On Tue, Feb 15, 2000 at 12:15:28AM +0100, Byrial Jensen wrote:
> On Mon, Feb 14, 2000 at 15:50:42 -0600, David DeSimone wrote:
> > I don't remember if it is legal to put more than one address in the
> > From: header.
>
> It is legal according to RFC 822 if and only if you also have a
> Sender: header which states who among the authors actually sent
> the message.
OBNit: It's not "only if." From RFC822update:
The originator fields indicate the mailbox(es) of the source of the
message. The "From:" field specifies the author(s) of the message, that
is, the mailbox(es) of the person(s) or system(s) responsible for the
writing of the message.

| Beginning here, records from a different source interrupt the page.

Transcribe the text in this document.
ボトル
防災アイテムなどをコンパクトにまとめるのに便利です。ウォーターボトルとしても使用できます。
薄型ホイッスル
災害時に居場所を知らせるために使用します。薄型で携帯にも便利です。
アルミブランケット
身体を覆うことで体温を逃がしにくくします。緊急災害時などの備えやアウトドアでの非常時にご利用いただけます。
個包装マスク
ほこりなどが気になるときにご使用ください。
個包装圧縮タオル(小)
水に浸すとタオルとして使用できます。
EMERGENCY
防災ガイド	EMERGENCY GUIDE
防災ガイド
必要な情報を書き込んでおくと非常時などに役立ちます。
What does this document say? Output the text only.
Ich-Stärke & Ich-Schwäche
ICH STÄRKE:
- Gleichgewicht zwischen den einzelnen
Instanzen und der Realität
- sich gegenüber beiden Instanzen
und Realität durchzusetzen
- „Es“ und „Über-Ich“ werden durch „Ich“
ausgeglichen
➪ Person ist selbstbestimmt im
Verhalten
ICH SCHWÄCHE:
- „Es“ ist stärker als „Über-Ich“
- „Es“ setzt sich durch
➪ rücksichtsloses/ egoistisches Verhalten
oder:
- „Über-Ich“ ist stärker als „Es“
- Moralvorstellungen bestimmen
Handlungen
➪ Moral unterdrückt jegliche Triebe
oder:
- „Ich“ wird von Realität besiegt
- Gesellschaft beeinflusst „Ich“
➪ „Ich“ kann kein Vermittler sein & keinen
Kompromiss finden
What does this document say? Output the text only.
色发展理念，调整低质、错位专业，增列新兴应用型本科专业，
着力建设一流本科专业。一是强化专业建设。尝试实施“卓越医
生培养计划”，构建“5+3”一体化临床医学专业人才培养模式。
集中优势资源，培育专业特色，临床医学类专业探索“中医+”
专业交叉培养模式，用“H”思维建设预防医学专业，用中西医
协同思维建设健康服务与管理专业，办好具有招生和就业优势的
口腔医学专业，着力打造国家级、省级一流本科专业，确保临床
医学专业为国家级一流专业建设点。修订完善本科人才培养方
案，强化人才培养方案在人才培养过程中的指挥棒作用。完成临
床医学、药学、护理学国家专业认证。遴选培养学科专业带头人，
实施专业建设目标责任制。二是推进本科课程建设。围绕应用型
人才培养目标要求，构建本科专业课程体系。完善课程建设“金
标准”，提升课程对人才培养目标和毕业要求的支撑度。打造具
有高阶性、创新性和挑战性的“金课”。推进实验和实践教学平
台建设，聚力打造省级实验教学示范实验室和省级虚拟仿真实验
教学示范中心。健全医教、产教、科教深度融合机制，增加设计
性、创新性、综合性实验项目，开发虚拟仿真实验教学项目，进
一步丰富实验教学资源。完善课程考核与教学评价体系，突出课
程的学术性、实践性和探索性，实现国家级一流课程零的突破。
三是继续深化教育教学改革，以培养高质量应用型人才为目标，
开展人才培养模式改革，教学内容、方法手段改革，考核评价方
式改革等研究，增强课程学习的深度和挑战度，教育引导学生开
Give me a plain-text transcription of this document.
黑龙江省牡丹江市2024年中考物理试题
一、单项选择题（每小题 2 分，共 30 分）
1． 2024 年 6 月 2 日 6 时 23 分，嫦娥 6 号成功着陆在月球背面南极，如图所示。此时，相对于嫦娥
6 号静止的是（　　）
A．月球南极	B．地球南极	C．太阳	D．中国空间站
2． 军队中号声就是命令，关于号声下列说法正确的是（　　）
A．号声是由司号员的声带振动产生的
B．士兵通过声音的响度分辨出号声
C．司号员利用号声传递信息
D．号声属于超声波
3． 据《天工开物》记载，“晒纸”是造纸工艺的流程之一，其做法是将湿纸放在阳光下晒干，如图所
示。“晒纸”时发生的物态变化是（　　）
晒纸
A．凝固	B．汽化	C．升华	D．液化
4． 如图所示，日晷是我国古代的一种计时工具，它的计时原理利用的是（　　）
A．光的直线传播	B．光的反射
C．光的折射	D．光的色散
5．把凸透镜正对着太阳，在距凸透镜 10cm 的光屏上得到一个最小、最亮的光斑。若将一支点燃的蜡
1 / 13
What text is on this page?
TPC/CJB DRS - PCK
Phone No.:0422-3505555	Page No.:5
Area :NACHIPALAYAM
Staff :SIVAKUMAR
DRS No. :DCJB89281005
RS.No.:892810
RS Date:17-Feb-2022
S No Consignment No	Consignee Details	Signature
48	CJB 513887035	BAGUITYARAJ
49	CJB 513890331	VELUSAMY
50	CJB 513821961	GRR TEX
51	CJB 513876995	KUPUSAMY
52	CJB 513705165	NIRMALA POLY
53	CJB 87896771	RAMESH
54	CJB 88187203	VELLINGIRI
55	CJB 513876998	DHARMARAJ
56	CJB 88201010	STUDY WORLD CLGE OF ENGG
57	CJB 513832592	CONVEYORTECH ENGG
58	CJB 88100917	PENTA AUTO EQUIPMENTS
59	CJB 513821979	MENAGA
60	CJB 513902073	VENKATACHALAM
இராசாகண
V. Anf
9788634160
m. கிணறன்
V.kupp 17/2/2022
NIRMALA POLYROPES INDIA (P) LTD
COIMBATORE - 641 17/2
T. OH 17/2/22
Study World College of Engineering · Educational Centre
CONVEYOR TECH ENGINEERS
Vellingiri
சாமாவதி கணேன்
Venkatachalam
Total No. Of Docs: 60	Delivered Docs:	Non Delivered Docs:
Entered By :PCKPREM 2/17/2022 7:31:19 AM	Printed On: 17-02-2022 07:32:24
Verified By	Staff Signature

The "Sender:" field specifies the mailbox of the
agent responsible for the actual transmission of the message. For
example, if a secretary were to send a message for another person, the
mailbox of the secretary would appear in the "Sender:" field and the
mailbox of the actual author would appear in the "From:" field. If the
originator of the message can be indicated by a single mailbox and the
author and transmitter are identical, the "From:" field SHOULD be used
and the "Sender:" field SHOULD NOT be used. Otherwise, both fields
SHOULD appear.
Aside from it being "SHOULD NOT" rather than "MUST NOT," if the
secretary in the example were the transmitter, but not the author, the
"Sender;" line should appear even if there is only one address on the
"From:" line.
I wonder if there are _any_ MUAs that implement this?